Milan, minimo sforzo contro il Dudelange: cosa manca agli uomini di Gattuso?

I rossoneri vincono di misura nella prima giornata di Europa League

Ieri il Milan di Gennaro Gattuso ha festeggiato il suo ritorno in Europa League con una vittoria; vittoria che però, non soddisfa a pieno tecnico, società e tifosi, in quanto arrivata con non poche sofferenze contro i modestissimi lussemburghesi del Dudelange.

Tante occasioni sprecate, un solo gol

Il Milan ieri ha affrontato il Dudelange, sfidando per la prima volta nella sua storia una squadra lussemburghese in gare ufficiali; a livello di “prime volte”, ben più importante è quella degli avversari dei rossoneri: prima partecipazione di una squadra lussemburghese in una competizione europea.

Forse anche per questo, la squadra di Dino Toppmöller è scesa in campo consapevole di non aver nulla da perdere; nonostante la presenza in rosa di calciatori che svolgono una doppia professione nella vita di tutti i giorni: ad esempio, il capitano Schnell, svolge la mansione di impiegato agli uffici del comune della Città di Lussemburgo; il difensore Prempeh aggiusta le macchinette dei caffè; l’attaccante Agovic fa il postino.
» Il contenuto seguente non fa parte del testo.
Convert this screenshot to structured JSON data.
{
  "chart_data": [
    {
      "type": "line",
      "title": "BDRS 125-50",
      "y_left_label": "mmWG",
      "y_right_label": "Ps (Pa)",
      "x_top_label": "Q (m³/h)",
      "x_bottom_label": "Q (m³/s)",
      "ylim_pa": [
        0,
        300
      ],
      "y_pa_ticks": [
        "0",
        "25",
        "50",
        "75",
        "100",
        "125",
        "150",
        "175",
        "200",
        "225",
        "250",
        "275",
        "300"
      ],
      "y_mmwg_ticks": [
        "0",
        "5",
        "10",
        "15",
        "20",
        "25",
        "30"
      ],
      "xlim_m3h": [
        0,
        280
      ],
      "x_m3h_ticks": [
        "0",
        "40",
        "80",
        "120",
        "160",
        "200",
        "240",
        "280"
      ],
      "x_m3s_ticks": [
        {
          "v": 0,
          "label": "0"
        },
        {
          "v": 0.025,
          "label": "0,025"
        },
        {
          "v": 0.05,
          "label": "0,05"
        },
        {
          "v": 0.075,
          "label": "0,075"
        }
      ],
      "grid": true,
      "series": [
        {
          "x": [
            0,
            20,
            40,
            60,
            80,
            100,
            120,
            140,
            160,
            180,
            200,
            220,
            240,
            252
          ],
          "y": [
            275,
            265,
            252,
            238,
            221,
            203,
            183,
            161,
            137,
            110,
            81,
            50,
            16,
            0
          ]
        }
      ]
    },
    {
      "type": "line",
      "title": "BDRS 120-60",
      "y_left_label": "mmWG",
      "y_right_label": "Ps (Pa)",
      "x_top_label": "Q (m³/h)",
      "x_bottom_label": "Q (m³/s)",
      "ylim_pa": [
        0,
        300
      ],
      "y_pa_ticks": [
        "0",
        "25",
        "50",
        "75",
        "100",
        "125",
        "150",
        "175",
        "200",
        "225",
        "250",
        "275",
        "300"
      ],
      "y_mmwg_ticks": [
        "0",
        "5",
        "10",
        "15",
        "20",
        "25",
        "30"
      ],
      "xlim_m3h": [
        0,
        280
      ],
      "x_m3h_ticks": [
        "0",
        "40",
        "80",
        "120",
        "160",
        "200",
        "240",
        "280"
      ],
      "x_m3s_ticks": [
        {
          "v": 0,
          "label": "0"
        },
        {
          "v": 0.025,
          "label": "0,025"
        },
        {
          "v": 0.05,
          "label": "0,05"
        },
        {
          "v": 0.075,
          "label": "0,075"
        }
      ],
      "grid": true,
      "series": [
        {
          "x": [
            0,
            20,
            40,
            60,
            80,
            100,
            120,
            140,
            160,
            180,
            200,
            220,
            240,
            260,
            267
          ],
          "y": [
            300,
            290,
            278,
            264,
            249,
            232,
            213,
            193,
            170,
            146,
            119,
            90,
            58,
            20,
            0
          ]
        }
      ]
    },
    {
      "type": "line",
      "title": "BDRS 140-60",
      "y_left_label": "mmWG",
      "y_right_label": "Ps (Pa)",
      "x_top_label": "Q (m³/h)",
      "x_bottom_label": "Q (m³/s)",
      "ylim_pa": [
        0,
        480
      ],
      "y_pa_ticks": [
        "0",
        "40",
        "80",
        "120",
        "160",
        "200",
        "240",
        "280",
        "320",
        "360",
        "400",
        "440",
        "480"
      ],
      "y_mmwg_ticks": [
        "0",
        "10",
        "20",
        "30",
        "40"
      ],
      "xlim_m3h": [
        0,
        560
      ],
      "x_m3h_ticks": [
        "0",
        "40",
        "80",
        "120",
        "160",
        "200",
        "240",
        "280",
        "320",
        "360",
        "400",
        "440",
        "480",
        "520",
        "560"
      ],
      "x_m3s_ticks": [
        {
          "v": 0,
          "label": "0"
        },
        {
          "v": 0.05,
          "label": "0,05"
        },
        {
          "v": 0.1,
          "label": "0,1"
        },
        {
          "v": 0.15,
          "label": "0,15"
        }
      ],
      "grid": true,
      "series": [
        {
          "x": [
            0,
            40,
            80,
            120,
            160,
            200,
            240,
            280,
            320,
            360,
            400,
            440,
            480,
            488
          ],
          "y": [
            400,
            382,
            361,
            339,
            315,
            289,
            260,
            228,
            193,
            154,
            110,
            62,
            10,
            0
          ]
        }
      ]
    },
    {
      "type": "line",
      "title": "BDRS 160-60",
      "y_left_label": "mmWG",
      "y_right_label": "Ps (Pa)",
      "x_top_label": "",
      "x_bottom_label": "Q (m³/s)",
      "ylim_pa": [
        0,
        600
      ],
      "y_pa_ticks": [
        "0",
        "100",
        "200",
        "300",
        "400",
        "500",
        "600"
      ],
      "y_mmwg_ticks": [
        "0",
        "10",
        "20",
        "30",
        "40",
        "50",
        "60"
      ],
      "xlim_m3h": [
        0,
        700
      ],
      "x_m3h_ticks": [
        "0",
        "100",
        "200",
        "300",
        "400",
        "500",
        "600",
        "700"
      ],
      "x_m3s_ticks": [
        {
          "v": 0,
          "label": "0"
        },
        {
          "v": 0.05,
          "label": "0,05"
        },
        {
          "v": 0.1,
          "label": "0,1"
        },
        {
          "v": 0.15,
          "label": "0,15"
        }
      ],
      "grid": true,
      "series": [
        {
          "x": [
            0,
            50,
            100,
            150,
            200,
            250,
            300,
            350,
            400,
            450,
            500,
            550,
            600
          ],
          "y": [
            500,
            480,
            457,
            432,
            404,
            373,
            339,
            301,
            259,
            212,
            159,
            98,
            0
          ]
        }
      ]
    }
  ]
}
Storie parallele che inevitabilmente si intrecciano con questo match affascinante.

Il Dudelange ha dimostrato di essere una squadra ben organizzata, scendendo in campo con un 4-4-2 atipico, sfruttando giocate semplici e tentativi di ripartenze; un gioco basilare, ma d’altronde la qualità è quella che è. Sul fronte Milan invece, possiamo constatare che il risultato non è mai stato eccessivamente a rischio; i rossoneri hanno avuto il pallino del gioco per grandi fette di partita, ma ciò che è mancato (o per meglio dire, manca) alla squadra, è la capacità di capitalizzare le tante azioni costruite.

E’ infatti arrivato solo al minuto 59′ il gol di Gonzalo Higuaìn, autentico condottiero di una squadra che sta vivendo un periodo di ricostruzione; successivamente, il Milan ha costruito altre occasioni da gol, ma complici le parate del portiere Frising, aggiunte allo scarso cinismo dei rossoneri, ecco qui che il risultato rimane inchiodato sullo 0-1 fino al triplice fischio; decisamente troppo poco.

Higuain di livello superiore, esuberi non brillanti

Troppo poco se si pensa al valore della squadra avversaria dei rossoneri, su cui abbiamo già divagato; ma anche se si pensa al fatto che, in un altro tipo di partite, le tante occasioni sprecate alla lunga vengono punite.

Certo è che la partita di ieri ha dato a Gattuso delle indicazioni importanti soprattutto sul fronte riserve; il tecnico calabrese ha gettato nella mischia calciatori come Mauri e Bertolacci, ai margini della squadra da tempo: prestazione opaca per entrambi. Male anche Borini, troppo molle negli interventi.

Positive invece le prove di Caldara, Laxalt, Castillejo e Bakayoko. Niente di esagerato, ma forse un pizzico di voglia in più rispetto agli altri “esperimenti” di giornata. Una manciata di minuti anche per il croato Halilovic, che però, non sembra in cima alla lista di preferenze di Gattuso.

In questa situazione ricca di dubbi, l’unica certezza vera rimane Higuain, colpaccio estivo del Milan; la società punta tutto su di lui in vista di quel salto di qualità atteso da anni. Certo è che, anche per quest’anno, ai rossoneri serve molto di più per ambire a quei traguardi che mancano ormai da troppo tempo. Staremo a vedere.